Indicare quello che è contemporaneo e quello che è classico non è cosa facile.
Accademicamente parlando è contemporanea l'arte creata nel presente con tecniche e linguaggi interdipendenti; video, arte, installazioni, happening sono linguaggi diversi usati dall'arte contemporanea.

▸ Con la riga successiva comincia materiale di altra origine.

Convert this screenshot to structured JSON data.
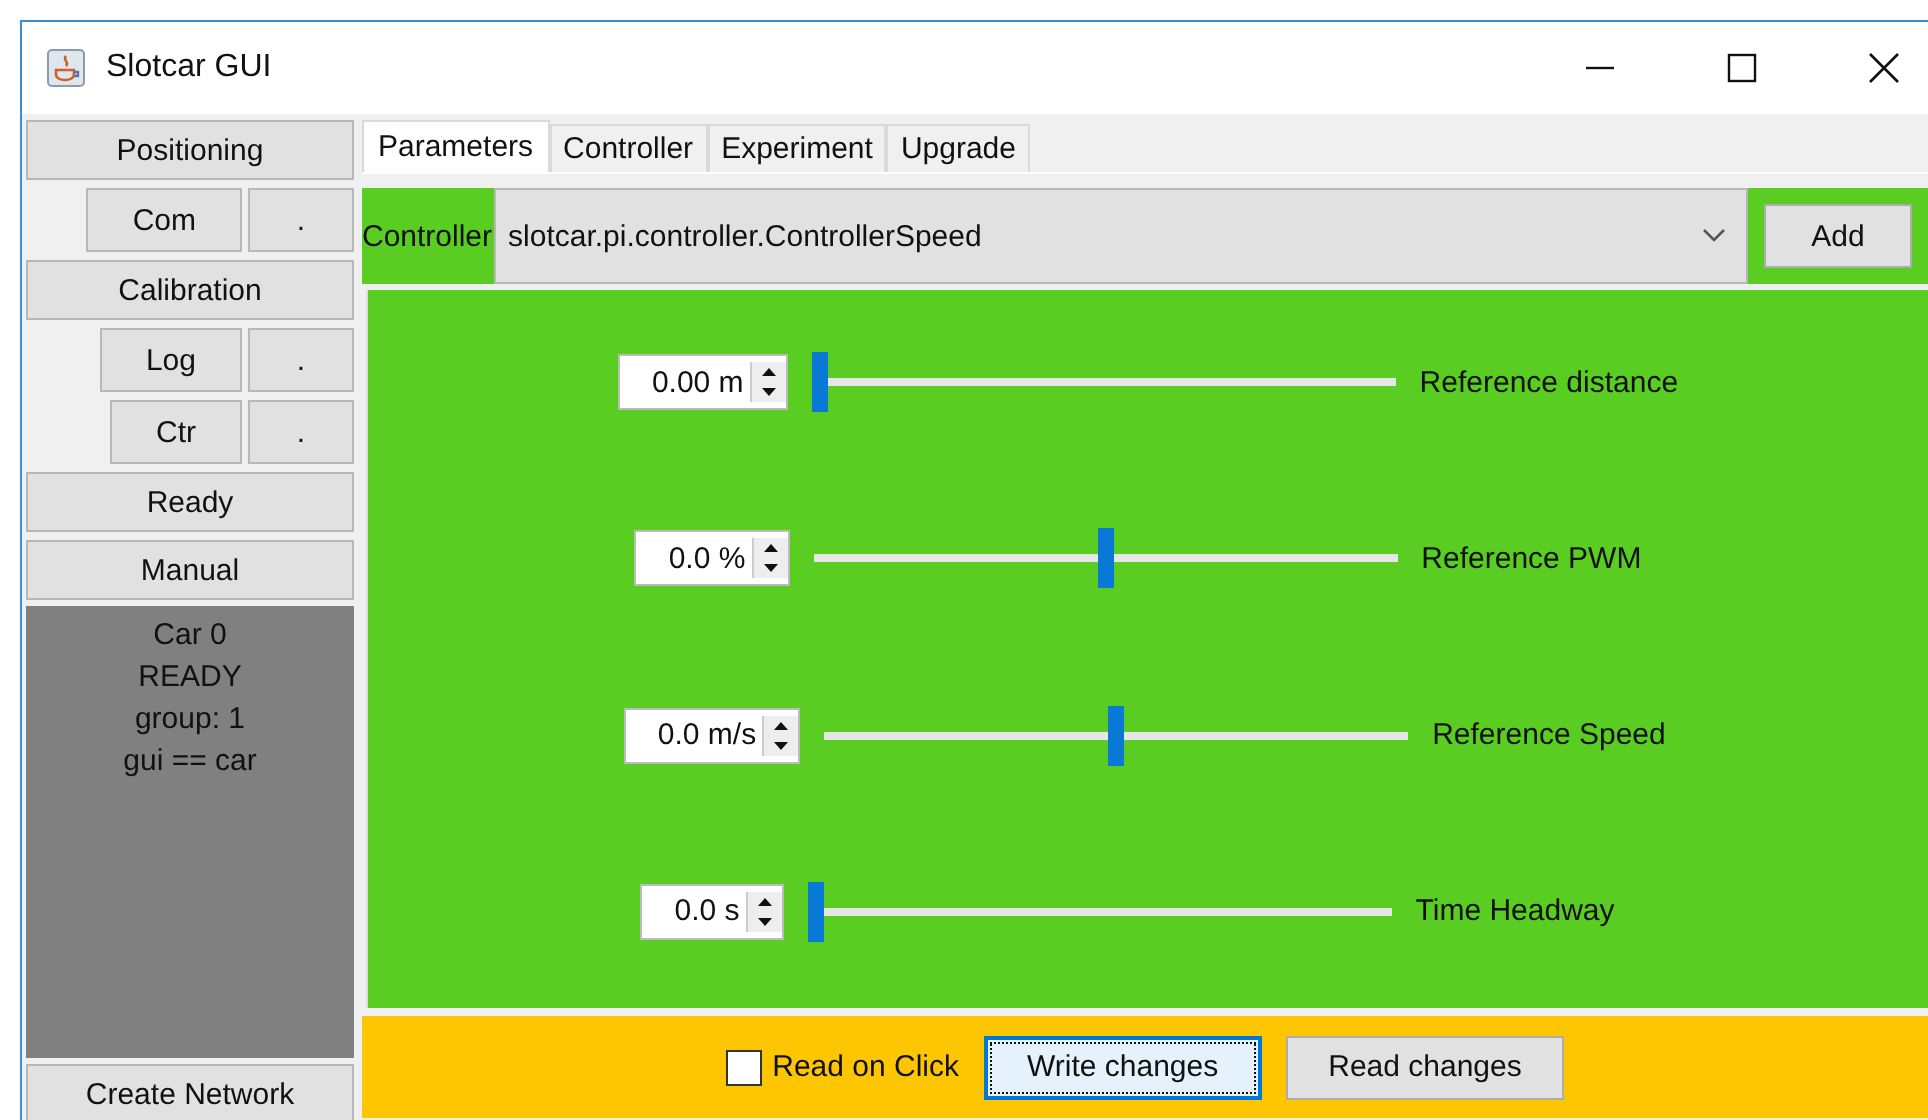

Nel mondo moderno dove tutti e tutto vogliono essere etichettati ed etichettare ogni situazione e ogni forma di espressione, capita spesso che il termine contemporaneo venga usato come sinonimo di "alternativo"; in questo modo tutto ciò che non viene immediatamente percepito e sentito nel proprio tempo, tutto ciò che non è classico allora diventa alternativo e contemporaneo.
Ma in realtà anche le stesse opere considerate classiche nel loro tempo erano contemporanee, erano una sfida al gusto della loro epoca.
L'attuale sistema dell'arte fa sì che attraverso l'uso di strumenti artistici innovativi ogni oggetto può diventare arte.
L'arte contemporanea diviene cosi la ricerca disperata di novità attraverso qualsiasi strumento: danza, musica, teatro, scrittura, suoni, insomma un grosso calderone basato su una continua sperimentazione.
Nell'arte contemporanea, afferma Domecq, non si può essere né pro né contro. Un atteggiamento indifferente verrebbe subito qualificato come una critica e critiche al contemporaneo non se ne possono fare
L'arte, qualunque nome abbia, dovrebbe suscitare in ognuno di noi un qualcosa, che sia indifferenza o amore è comunque arrivata al suo scopo: comunicare.